Captain Tom’s Seafood & Oyster Bar (Houston area)
I’ve never paid so little to eat so well, nor felt so good about doing it. Captain Tom’s shucks all the pretense away from the overwrought oyster house and gets you back to its origins as working man’s tavern food. Even better, Tom’s tone and taste profile isn’t Maine, Massachusetts or Manhattan, but rather coastal Mexico. And thanks to immigration patterns, it’s unlikely to go Anglo anytime soon.
Outside and inside, Captain Tom’s is shaped like a snubnosed Gulf shrimp boat. Listing gently starboard on a sea of concrete, it also rises steeply upwards towards the bow, making for some tenuously anchored seats at the bar. If you go off hours and have a choice, grab a seat on the bow or lower stern, the two flattest parts of the boat.

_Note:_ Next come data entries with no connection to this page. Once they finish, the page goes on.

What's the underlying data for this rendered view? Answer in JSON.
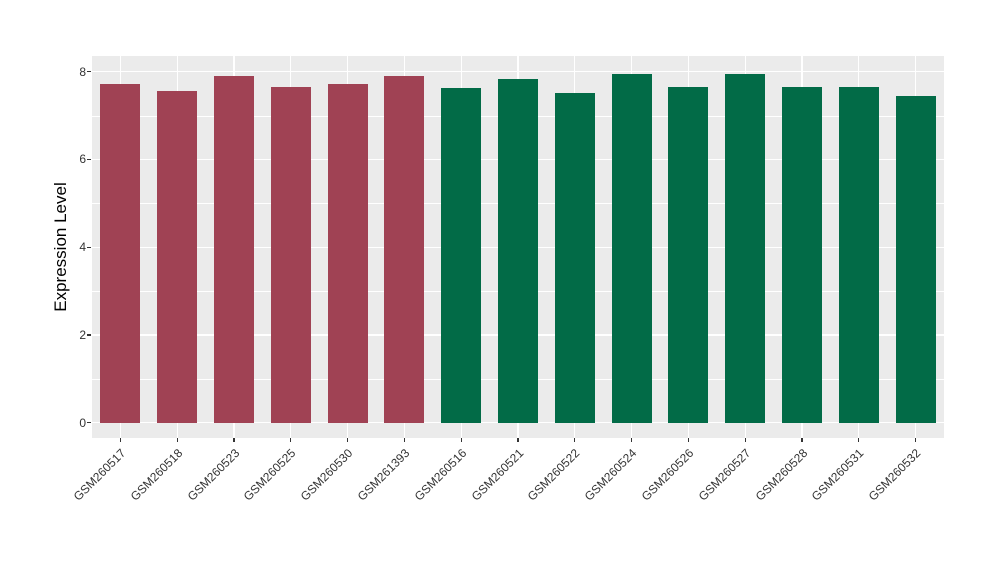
{
  "chart_data": {
    "type": "bar",
    "title": "",
    "xlabel": "",
    "ylabel": "Expression Level",
    "ylim": [
      0,
      8.4
    ],
    "y_major_ticks": [
      0,
      2,
      4,
      6,
      8
    ],
    "y_minor_ticks": [
      1,
      3,
      5,
      7
    ],
    "grid": true,
    "legend_position": "none",
    "categories": [
      "GSM260517",
      "GSM260518",
      "GSM260523",
      "GSM260525",
      "GSM260530",
      "GSM261393",
      "GSM260516",
      "GSM260521",
      "GSM260522",
      "GSM260524",
      "GSM260526",
      "GSM260527",
      "GSM260528",
      "GSM260531",
      "GSM260532"
    ],
    "values": [
      7.72,
      7.55,
      7.91,
      7.64,
      7.72,
      7.91,
      7.62,
      7.84,
      7.51,
      7.94,
      7.66,
      7.94,
      7.66,
      7.66,
      7.45
    ],
    "bar_colors": [
      "#A04254",
      "#A04254",
      "#A04254",
      "#A04254",
      "#A04254",
      "#A04254",
      "#026B47",
      "#026B47",
      "#026B47",
      "#026B47",
      "#026B47",
      "#026B47",
      "#026B47",
      "#026B47",
      "#026B47"
    ]
  },
  "style": {
    "background": "#FFFFFF",
    "panel_bg": "#EBEBEB",
    "grid_color": "#FFFFFF",
    "axis_text_color": "#333333",
    "axis_title_color": "#000000",
    "tick_mark_color": "#333333",
    "maroon": "#A04254",
    "green": "#026B47"
  }
}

That said, there are few off hours in this always packed pearl, so be ready for some crowding. Still, you’ll eat quickly and well, even if the few minutes of waiting feel like an eternity once you see what everyone else is eating or find out how little they’re paying.
Once you’re strapped in, signal your intentions to the oyster shuckers. These guys all work within the confines of the horseshoe shaped center area, taking and making orders for the raw stuff as well as shucking beer bottles. A dozen oysters will run about four dollars and take a minute or two to prepare. Beers are two bucks or so and arrive with much faster.

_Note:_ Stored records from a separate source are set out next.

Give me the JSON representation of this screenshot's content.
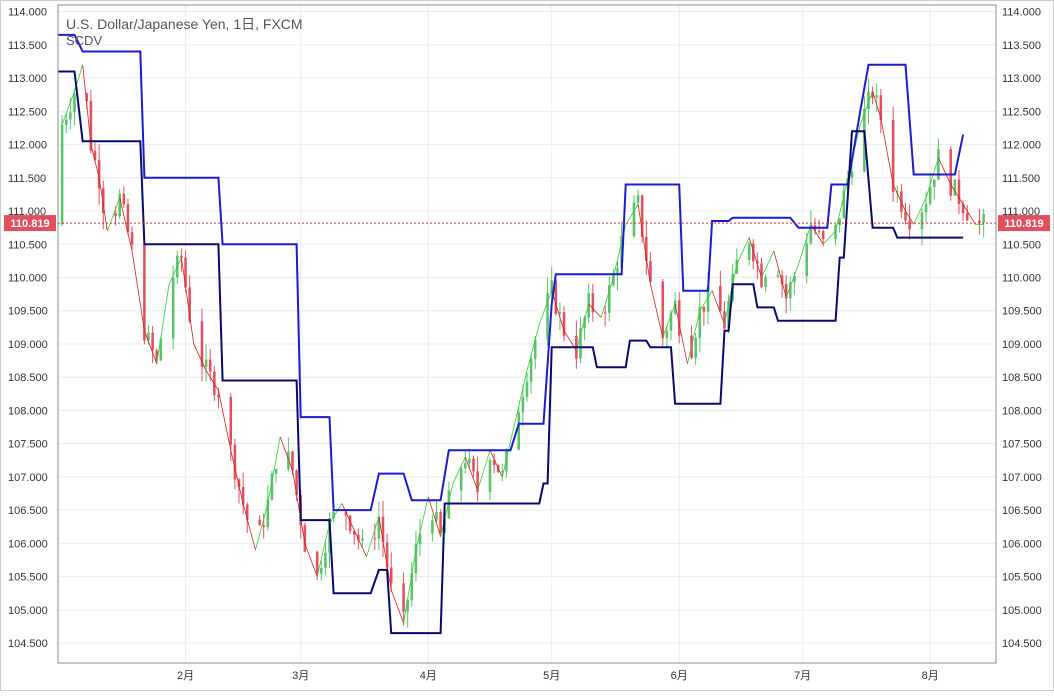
{
  "header": {
    "title": "U.S. Dollar/Japanese Yen, 1日, FXCM",
    "indicator": "SCDV"
  },
  "colors": {
    "up": "#5ac26b",
    "down": "#e25060",
    "channel_outer": "#1c1ccf",
    "channel_inner": "#0a0a6e",
    "zigzag_up": "#33cc33",
    "zigzag_down": "#cc2222",
    "grid": "#e9edf1",
    "price_line": "#cc3333",
    "price_label_bg": "#e25060"
  },
  "chart_data": {
    "type": "candlestick",
    "y_ticks": [
      "114.000",
      "113.500",
      "113.000",
      "112.500",
      "112.000",
      "111.500",
      "111.000",
      "110.500",
      "110.000",
      "109.500",
      "109.000",
      "108.500",
      "108.000",
      "107.500",
      "107.000",
      "106.500",
      "106.000",
      "105.500",
      "105.000",
      "104.500"
    ],
    "ylim": [
      104.2,
      114.1
    ],
    "x_ticks": [
      {
        "label": "2月",
        "day": 31
      },
      {
        "label": "3月",
        "day": 59
      },
      {
        "label": "4月",
        "day": 90
      },
      {
        "label": "5月",
        "day": 120
      },
      {
        "label": "6月",
        "day": 151
      },
      {
        "label": "7月",
        "day": 181
      },
      {
        "label": "8月",
        "day": 212
      }
    ],
    "xlim": [
      0,
      228
    ],
    "current_price": "110.819",
    "close_series": [
      {
        "day": 1,
        "close": 112.3
      },
      {
        "day": 4,
        "close": 112.8
      },
      {
        "day": 6,
        "close": 113.2
      },
      {
        "day": 8,
        "close": 112.0
      },
      {
        "day": 10,
        "close": 111.5
      },
      {
        "day": 12,
        "close": 110.7
      },
      {
        "day": 15,
        "close": 111.2
      },
      {
        "day": 18,
        "close": 110.4
      },
      {
        "day": 21,
        "close": 109.2
      },
      {
        "day": 24,
        "close": 108.7
      },
      {
        "day": 27,
        "close": 109.9
      },
      {
        "day": 30,
        "close": 110.3
      },
      {
        "day": 33,
        "close": 109.0
      },
      {
        "day": 36,
        "close": 108.6
      },
      {
        "day": 39,
        "close": 108.3
      },
      {
        "day": 42,
        "close": 107.4
      },
      {
        "day": 45,
        "close": 106.6
      },
      {
        "day": 48,
        "close": 105.9
      },
      {
        "day": 51,
        "close": 106.6
      },
      {
        "day": 54,
        "close": 107.6
      },
      {
        "day": 57,
        "close": 107.1
      },
      {
        "day": 60,
        "close": 106.0
      },
      {
        "day": 63,
        "close": 105.5
      },
      {
        "day": 66,
        "close": 106.3
      },
      {
        "day": 69,
        "close": 106.6
      },
      {
        "day": 72,
        "close": 106.2
      },
      {
        "day": 75,
        "close": 105.8
      },
      {
        "day": 78,
        "close": 106.4
      },
      {
        "day": 81,
        "close": 105.3
      },
      {
        "day": 84,
        "close": 104.8
      },
      {
        "day": 87,
        "close": 105.9
      },
      {
        "day": 90,
        "close": 106.7
      },
      {
        "day": 93,
        "close": 106.1
      },
      {
        "day": 96,
        "close": 106.9
      },
      {
        "day": 99,
        "close": 107.3
      },
      {
        "day": 102,
        "close": 106.8
      },
      {
        "day": 105,
        "close": 107.4
      },
      {
        "day": 108,
        "close": 107.0
      },
      {
        "day": 111,
        "close": 107.8
      },
      {
        "day": 114,
        "close": 108.6
      },
      {
        "day": 117,
        "close": 109.3
      },
      {
        "day": 120,
        "close": 109.8
      },
      {
        "day": 123,
        "close": 109.2
      },
      {
        "day": 126,
        "close": 108.9
      },
      {
        "day": 129,
        "close": 109.6
      },
      {
        "day": 132,
        "close": 109.4
      },
      {
        "day": 135,
        "close": 110.0
      },
      {
        "day": 138,
        "close": 110.8
      },
      {
        "day": 141,
        "close": 111.1
      },
      {
        "day": 144,
        "close": 109.9
      },
      {
        "day": 147,
        "close": 109.1
      },
      {
        "day": 150,
        "close": 109.6
      },
      {
        "day": 153,
        "close": 108.7
      },
      {
        "day": 156,
        "close": 109.5
      },
      {
        "day": 159,
        "close": 109.8
      },
      {
        "day": 162,
        "close": 109.3
      },
      {
        "day": 165,
        "close": 110.2
      },
      {
        "day": 168,
        "close": 110.6
      },
      {
        "day": 171,
        "close": 110.0
      },
      {
        "day": 174,
        "close": 110.4
      },
      {
        "day": 177,
        "close": 109.7
      },
      {
        "day": 180,
        "close": 110.2
      },
      {
        "day": 183,
        "close": 110.8
      },
      {
        "day": 186,
        "close": 110.5
      },
      {
        "day": 189,
        "close": 110.7
      },
      {
        "day": 192,
        "close": 111.5
      },
      {
        "day": 195,
        "close": 112.3
      },
      {
        "day": 198,
        "close": 112.8
      },
      {
        "day": 200,
        "close": 112.4
      },
      {
        "day": 203,
        "close": 111.4
      },
      {
        "day": 206,
        "close": 111.0
      },
      {
        "day": 208,
        "close": 110.8
      },
      {
        "day": 211,
        "close": 111.2
      },
      {
        "day": 214,
        "close": 111.8
      },
      {
        "day": 217,
        "close": 111.4
      },
      {
        "day": 220,
        "close": 111.1
      },
      {
        "day": 223,
        "close": 110.8
      },
      {
        "day": 225,
        "close": 110.8
      }
    ],
    "series": [
      {
        "name": "upper",
        "points": [
          [
            0,
            113.65
          ],
          [
            4,
            113.65
          ],
          [
            6,
            113.4
          ],
          [
            20,
            113.4
          ],
          [
            21,
            111.5
          ],
          [
            39,
            111.5
          ],
          [
            40,
            110.5
          ],
          [
            58,
            110.5
          ],
          [
            59,
            107.9
          ],
          [
            66,
            107.9
          ],
          [
            67,
            106.5
          ],
          [
            76,
            106.5
          ],
          [
            78,
            107.05
          ],
          [
            84,
            107.05
          ],
          [
            86,
            106.65
          ],
          [
            93,
            106.65
          ],
          [
            95,
            107.4
          ],
          [
            110,
            107.4
          ],
          [
            112,
            107.8
          ],
          [
            118,
            107.8
          ],
          [
            120,
            109.6
          ],
          [
            121,
            110.05
          ],
          [
            137,
            110.05
          ],
          [
            138,
            111.4
          ],
          [
            151,
            111.4
          ],
          [
            152,
            109.8
          ],
          [
            158,
            109.8
          ],
          [
            159,
            110.85
          ],
          [
            163,
            110.85
          ],
          [
            164,
            110.9
          ],
          [
            178,
            110.9
          ],
          [
            180,
            110.75
          ],
          [
            187,
            110.75
          ],
          [
            188,
            111.4
          ],
          [
            192,
            111.4
          ],
          [
            195,
            112.5
          ],
          [
            197,
            113.2
          ],
          [
            206,
            113.2
          ],
          [
            208,
            111.55
          ],
          [
            218,
            111.55
          ],
          [
            220,
            112.15
          ]
        ]
      },
      {
        "name": "lower",
        "points": [
          [
            0,
            113.1
          ],
          [
            4,
            113.1
          ],
          [
            6,
            112.05
          ],
          [
            20,
            112.05
          ],
          [
            21,
            110.5
          ],
          [
            39,
            110.5
          ],
          [
            40,
            108.45
          ],
          [
            58,
            108.45
          ],
          [
            59,
            106.35
          ],
          [
            66,
            106.35
          ],
          [
            67,
            105.25
          ],
          [
            76,
            105.25
          ],
          [
            78,
            105.6
          ],
          [
            80,
            105.6
          ],
          [
            81,
            104.65
          ],
          [
            93,
            104.65
          ],
          [
            94,
            106.6
          ],
          [
            117,
            106.6
          ],
          [
            118,
            106.9
          ],
          [
            119,
            106.9
          ],
          [
            120,
            108.95
          ],
          [
            121,
            108.95
          ],
          [
            130,
            108.95
          ],
          [
            131,
            108.65
          ],
          [
            138,
            108.65
          ],
          [
            139,
            109.05
          ],
          [
            143,
            109.05
          ],
          [
            144,
            108.95
          ],
          [
            149,
            108.95
          ],
          [
            150,
            108.1
          ],
          [
            161,
            108.1
          ],
          [
            162,
            109.2
          ],
          [
            163,
            109.2
          ],
          [
            164,
            109.9
          ],
          [
            169,
            109.9
          ],
          [
            170,
            109.55
          ],
          [
            174,
            109.55
          ],
          [
            175,
            109.35
          ],
          [
            189,
            109.35
          ],
          [
            190,
            110.3
          ],
          [
            191,
            110.3
          ],
          [
            193,
            112.2
          ],
          [
            196,
            112.2
          ],
          [
            198,
            110.75
          ],
          [
            203,
            110.75
          ],
          [
            204,
            110.6
          ],
          [
            220,
            110.6
          ]
        ]
      }
    ]
  }
}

Once the first plate is set before you, simply spray a bit of lime, limón verde, on each bivalve then down them. Order a second dozen when you hit the eighth or ninth oyster to minimize downtime. I know some people like lemon juice, horse radish and cocktail sauce on their oysters, and Nixon liked ketchup on his cottage cheese. Both choices are impeachable offenses, especially at Tom’s.
Once you’ve warmed up with a lime spritzed dozen, order your first Michelada. Salt on the rim, spice in the glass, this beer cocktail makes and slakes your thirst. While versions vary, here it consists of Bloody Mary ingredients plus an iced blonde beer (chela helada). I find one per dozen to be a good ratio.
With a little food and beer in your belly, you can further spice up the next round. Add a squiggle of hot sauce, preferably the thick vaguely smoky Guadalajaran number in the large plastic bottle, to half your oysters. The spiced burn will carry you through the plain ones and leave your lips and face pleasantly numb. In short, the hot sauce is MSG for a beer buzz. If you’re unsure which sauce to use, follow your neighbor’s lead, particularly if he’s alone, has construction dirt on him and chats up the shuckers in Spanish.
With a few dozen oysters wriggling in your gut, you might want to venture out to the rest of the menu: No need. No point. The non-oyster menu items are really only here for children and the childish. That said, fried catfish and shrimp are perfectly adequate, especially in the house’s good light cornmeal batter. Frog legs-overpriced chicken on the tongue though thrilling to order for some-are adequate but unnecessary. Have a dessert beer instead and call it quits. You can always grab ice cream on the way home. Better yet, stop by one of the local donut shops, or grab an horchata across the street at the taquería.
When the meal comes to an end, head to the cashier to pay. Everything is on the honor system. Texans and Texicans aren’t as entitled or suspicious as New Yorkers, so no one will press you to tip or about the details of your order. Then again, this is a place to reward excellence and expedience with an extra dollar or two and to show that some people born East of the Mississippi aren’t selfish, self-absorbed godless heathens.
April 16, 2007 at 10:11 pm |
The frog legs are fun, too. Not worth a trip, but if you’re already there, you might as well have an order.
December 28, 2007 at 12:50 am |
Just checked out Tom’s on your rec. The review was spot on. I especially liked the pumped up Michelada with a raw oyster shooter. Can’t believe food this good is this cheap! Keep it up FaHFS!